> How does the hardware not know the answer to that question?

Because the hardware only knows about pages assigned to pages; it knows nothing 
about what has been paged out, as was previously noted.


--
Shmuel (Seymour J.) Metz
http://mason.gmu.edu/~smetz3

________________________________________
From: IBM Mainframe Assembler List [ASSEMBLER-LIST@LISTSERV.UGA.EDU] on behalf 
of Charles Mills [charl...@mcn.org]
Sent: Saturday, March 5, 2022 6:17 PM
To: ASSEMBLER-LIST@LISTSERV.UGA.EDU
Subject: Re: Testing address validity

> only the OS knows the answer to this question

Am I suffering from some mental block? How does the hardware not know the 
answer to that question? If an instruction can cause a S0C4, why could an 
instruction not answer this question? The hardware "knows" about virtual 
addresses.

Also FWIW, I would vote for @Tony's variant, where you could ask not only about 
a single byte, but about a block of some specified length.

Programming note 2 would have to say "the results are only valid at the instant 
of execution."

Charles


-----Original Message-----
From: IBM Mainframe Assembler List [mailto:ASSEMBLER-LIST@LISTSERV.UGA.EDU] On 
Behalf Of Dan Greiner
Sent: Saturday, March 5, 2022 11:09 AM
To: ASSEMBLER-LIST@LISTSERV.UGA.EDU
Subject: Re: Testing address validity

Several years ago at SHARE, I did a presentation on various requests for new 
architecture. Such an instruction to determine accessibility was at the top of 
the list. So, I dragged out an architecture instruction template and designed 
one on the spot:  Given a base register, index register, and long displacement 
using a standard RXY instruction format, set a condition code to indicate 
whether the access caused an exception.

Oh, plus programming note 1: This instruction is absolutely useless!

Upon reflection,  my proposed PN#1 was not totally accurate.  If you happened 
to be running in a non-virtual environment such as OS/MFT, things would work 
just swell. But for any OS that uses paging to present a virtual address space 
to the user, only the OS knows the answer to this question.

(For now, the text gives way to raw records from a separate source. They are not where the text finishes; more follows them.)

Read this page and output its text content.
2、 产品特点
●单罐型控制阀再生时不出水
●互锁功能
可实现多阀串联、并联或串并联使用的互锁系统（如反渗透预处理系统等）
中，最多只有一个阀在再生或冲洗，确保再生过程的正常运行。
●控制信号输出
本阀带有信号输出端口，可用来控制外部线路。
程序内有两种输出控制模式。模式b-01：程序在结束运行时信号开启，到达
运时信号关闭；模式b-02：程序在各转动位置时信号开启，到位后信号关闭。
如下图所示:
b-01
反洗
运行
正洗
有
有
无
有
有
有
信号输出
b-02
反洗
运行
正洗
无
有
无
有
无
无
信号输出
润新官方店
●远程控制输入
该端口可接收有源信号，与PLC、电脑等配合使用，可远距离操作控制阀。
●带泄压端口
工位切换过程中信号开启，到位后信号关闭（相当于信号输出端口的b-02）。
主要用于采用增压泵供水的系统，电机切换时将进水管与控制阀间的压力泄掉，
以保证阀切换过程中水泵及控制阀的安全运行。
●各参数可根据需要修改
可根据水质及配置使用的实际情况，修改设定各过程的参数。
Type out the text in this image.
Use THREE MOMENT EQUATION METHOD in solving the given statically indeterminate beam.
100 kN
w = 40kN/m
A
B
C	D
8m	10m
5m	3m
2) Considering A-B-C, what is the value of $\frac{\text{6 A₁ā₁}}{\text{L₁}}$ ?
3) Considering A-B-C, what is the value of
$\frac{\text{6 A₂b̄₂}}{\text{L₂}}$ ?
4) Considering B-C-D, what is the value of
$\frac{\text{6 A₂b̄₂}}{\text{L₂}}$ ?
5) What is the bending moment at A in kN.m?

So, you need to use 
an OS service to make the determination.

As an alternative to setting up an ESPIE environment, you might want to 
consider transactional execution (TX, available on the z12 and up). In addition 
to its multiprocessing lock elision features, TX also provides an easy means 
for an application to do speculative execution by evading certain 
program-interruption conditions. For example:
         TBEGIN TDB,2
         JNZ   ABORTED
         ... speculatively access data.
         TEND
If the code branches to the ABORTED label, a transaction diagnostic block is 
stored (except for CC1), and the program can determine what exception condition 
caused the abort and whether recovery is likely without OS intervention. See 
the TX section of Chapter 5 for more details.